I walked away and pondered it for a long time. This was more than 10 years ago and I will never forget that feeling. It went beyond the realms of the value of Beanie Babies (if, in fact, they ever had a monetary value) but to other things, too. Why had I chosen to get rid of a part of the toy, the tag? Because I didn’t need it. I didn’t need it to bestow affection upon my beloved Inky.
Strangely enough, I find correlation between this story and other things in life. Discovering that everything has a purpose—and there is purpose for everything. I believe I’ve met certain acquaintances for the sole purpose of them leading me to my best friends. I’ve taken particular opportunities, ones that don’t necessarily mean anything, to later realize they’ve lead me to Europe, Colorado, Washington, D.C. Purpose for every car I’ve crashed, or every minute I’ve been late. Purpose for what I have and have not done—a great plan, leading to something grand.
Ripping Inky’s tag off was only the beginning.

Send. End.

I PROMISED MYSELF I’D STOP THINKING about it, so instead I gave memory to thing I’d never much noticed: Intersecting lines, crumpled paper, smooth chords. An aroma that wandered over from the next table, two curls in my face, a saturated photograph. Persnickety, New York, or wherever that station was where we got on the train to the city. Rye bread. Poughkeepsie, that’s it. Sitting in an ’88 Chevy Suburban on a hot day…

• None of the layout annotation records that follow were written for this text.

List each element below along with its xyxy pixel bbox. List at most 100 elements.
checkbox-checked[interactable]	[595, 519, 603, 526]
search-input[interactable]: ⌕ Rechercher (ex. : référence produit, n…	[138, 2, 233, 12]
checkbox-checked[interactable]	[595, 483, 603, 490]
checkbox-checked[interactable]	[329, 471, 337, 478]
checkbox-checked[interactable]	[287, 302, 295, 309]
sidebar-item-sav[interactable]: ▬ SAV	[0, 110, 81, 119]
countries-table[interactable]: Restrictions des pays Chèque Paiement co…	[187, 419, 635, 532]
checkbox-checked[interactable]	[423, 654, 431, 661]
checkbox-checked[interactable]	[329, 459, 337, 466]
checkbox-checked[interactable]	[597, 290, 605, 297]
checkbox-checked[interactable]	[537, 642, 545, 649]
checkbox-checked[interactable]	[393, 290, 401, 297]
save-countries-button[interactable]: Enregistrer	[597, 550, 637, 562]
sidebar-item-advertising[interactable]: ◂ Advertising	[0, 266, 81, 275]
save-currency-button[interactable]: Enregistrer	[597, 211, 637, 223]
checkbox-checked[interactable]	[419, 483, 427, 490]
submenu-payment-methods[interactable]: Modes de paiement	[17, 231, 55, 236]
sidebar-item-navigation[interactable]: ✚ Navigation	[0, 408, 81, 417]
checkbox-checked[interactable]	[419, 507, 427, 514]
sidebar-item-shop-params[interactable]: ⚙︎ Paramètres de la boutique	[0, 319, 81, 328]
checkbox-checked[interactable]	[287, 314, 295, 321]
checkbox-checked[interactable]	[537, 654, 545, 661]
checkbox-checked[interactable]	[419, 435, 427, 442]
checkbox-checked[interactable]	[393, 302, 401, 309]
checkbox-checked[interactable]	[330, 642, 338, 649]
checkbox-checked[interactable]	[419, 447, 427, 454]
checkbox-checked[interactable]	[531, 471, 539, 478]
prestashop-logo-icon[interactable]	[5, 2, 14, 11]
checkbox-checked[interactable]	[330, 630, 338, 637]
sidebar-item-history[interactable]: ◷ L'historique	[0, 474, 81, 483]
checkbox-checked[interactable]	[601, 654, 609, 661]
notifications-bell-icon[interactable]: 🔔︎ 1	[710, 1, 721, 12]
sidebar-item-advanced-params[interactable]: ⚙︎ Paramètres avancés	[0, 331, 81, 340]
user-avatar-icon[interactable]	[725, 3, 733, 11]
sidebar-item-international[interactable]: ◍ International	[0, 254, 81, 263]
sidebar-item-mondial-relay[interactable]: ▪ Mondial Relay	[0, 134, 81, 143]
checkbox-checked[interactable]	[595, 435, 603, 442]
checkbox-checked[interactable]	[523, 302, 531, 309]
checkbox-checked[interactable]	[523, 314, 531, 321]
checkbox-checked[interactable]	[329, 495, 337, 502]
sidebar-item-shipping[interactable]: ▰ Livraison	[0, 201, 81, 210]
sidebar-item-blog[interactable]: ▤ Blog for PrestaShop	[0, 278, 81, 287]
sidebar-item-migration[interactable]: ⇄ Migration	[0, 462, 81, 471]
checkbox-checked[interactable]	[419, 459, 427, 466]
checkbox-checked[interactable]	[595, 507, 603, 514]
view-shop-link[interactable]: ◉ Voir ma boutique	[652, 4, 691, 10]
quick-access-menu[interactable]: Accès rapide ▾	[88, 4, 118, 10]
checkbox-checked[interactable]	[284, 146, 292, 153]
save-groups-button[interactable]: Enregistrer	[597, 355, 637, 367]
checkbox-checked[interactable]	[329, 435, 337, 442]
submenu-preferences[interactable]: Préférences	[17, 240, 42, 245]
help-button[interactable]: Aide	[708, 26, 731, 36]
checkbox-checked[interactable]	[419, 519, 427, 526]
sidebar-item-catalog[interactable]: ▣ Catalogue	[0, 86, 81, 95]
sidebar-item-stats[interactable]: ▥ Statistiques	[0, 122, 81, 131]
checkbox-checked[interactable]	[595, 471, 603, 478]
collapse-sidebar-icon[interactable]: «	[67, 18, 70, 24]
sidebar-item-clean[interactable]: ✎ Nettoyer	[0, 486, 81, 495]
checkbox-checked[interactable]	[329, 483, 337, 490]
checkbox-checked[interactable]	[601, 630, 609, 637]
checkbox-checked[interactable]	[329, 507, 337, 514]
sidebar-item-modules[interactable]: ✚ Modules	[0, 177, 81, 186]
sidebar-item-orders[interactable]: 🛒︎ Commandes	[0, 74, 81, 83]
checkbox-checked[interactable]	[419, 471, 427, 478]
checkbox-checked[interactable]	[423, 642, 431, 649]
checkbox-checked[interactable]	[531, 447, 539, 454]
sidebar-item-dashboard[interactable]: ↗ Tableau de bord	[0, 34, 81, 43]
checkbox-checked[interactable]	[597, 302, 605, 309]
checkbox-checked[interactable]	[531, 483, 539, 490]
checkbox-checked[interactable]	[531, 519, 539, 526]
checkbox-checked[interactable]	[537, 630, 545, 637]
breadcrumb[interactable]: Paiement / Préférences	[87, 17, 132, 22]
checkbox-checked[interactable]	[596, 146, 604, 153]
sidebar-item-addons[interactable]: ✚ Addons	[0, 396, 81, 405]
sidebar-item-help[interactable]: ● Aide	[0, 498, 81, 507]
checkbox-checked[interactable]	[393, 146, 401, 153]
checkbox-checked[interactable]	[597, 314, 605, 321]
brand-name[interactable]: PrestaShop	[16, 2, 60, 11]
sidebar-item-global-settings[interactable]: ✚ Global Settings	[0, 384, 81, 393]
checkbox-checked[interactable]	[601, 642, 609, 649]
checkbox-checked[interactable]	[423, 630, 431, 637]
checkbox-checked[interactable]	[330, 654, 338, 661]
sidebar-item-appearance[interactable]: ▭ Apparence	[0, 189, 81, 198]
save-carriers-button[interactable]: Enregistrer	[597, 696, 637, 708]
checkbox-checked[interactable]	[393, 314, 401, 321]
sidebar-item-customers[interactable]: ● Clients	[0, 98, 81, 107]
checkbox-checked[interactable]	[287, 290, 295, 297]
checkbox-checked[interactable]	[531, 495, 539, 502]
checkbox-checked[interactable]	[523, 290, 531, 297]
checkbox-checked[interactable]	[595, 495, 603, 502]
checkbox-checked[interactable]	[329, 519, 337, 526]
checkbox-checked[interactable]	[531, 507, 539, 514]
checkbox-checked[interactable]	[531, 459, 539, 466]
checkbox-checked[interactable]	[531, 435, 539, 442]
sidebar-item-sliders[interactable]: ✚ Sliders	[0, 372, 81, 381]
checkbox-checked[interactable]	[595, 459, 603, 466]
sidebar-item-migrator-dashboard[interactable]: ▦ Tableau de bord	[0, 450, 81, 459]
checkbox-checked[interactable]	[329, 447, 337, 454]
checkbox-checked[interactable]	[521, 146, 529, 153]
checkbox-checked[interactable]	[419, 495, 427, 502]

There’s nothing in the mailbox. I used to read a book about figure skating, I could be in Vancouver. I have no recollection of being anything less than five. The best times are the silent ones.
The only time I ever wore lipstick, it ended up on my teeth. I’ve been longing for bigger hair. I’ve never smoked a cigarette, not a single inhale to my name. Every time a car gets too close, I exhale again and again. I’m scared of traffic and of the buzz. I feel tied up in petty obsessions: making my bed, straightening the closet, the loose thread on my shirt, buying groceries. Mother taught me everything about modesty, and how to arrange the stuffed animals on my bed in perfect succession. They’re all important.
Aching, I looked on as she raised a sheet into the air, watching it float down on to the living room floor. I looked on as the bridge raised, the ship went under, the bridge lowered. I looked on as he stood in front of the microphone and feverishly strummed through red and dark. I looked on to the cul de sac below, the door across, the car next to. Volume. I looked on to my grandma, who looked to my aunt, who looked at ease. I looked on from my bed, some couch, a passenger seat. I looked out.
Jkl Mno, the /\ OK \/ is not CLR.
Things to consider: Getting lost, taking the train, reconsidering.
PWR. END.

Nosebleeds

LAST WEEK-ISH I LAID MY HEAD DOWN TO REST in a quiet, dark, and dry room. Seconds after I reached out to extinguish my bedside lamp, I felt a drip, another drip, and finally, three streams roll down my face and on to my pillow.
My bleeding nose isn’t anything unusual; in fact, nosebleeds are commonplace in my world. During the winter months I experience nearly one a day, no matter how often I moisturize. I’ve accepted this flaw as adjacent to people that have asthma or allergies. I get nosebleeds.
This particular nosebleed was, however inconvenient, just beautiful. I ran to the bathroom to clean up the mess, looked in the mirror and saw delicacy. The lines of blood had made perfect curves strolling down my cheeks, along my chin and to my neckline in arbitrary beauty. It was a graceful accident.
That night after cleaning myself up, I went to rest my head once more. Another night in a dry room, shifting side to side, holding back the outpouring as it dried in place. It’s the time between awake and sleep that’s hardest—holding still, wanting to go on with your usual ways, but feeling the slow trickle roll toward the edge…
…right before the drip.


THIS IS WHAT I’M KEEPING IN MIND as I move forth with my next sculpture project. I have high hopes and am really looking forward to experimenting with new materials + concept.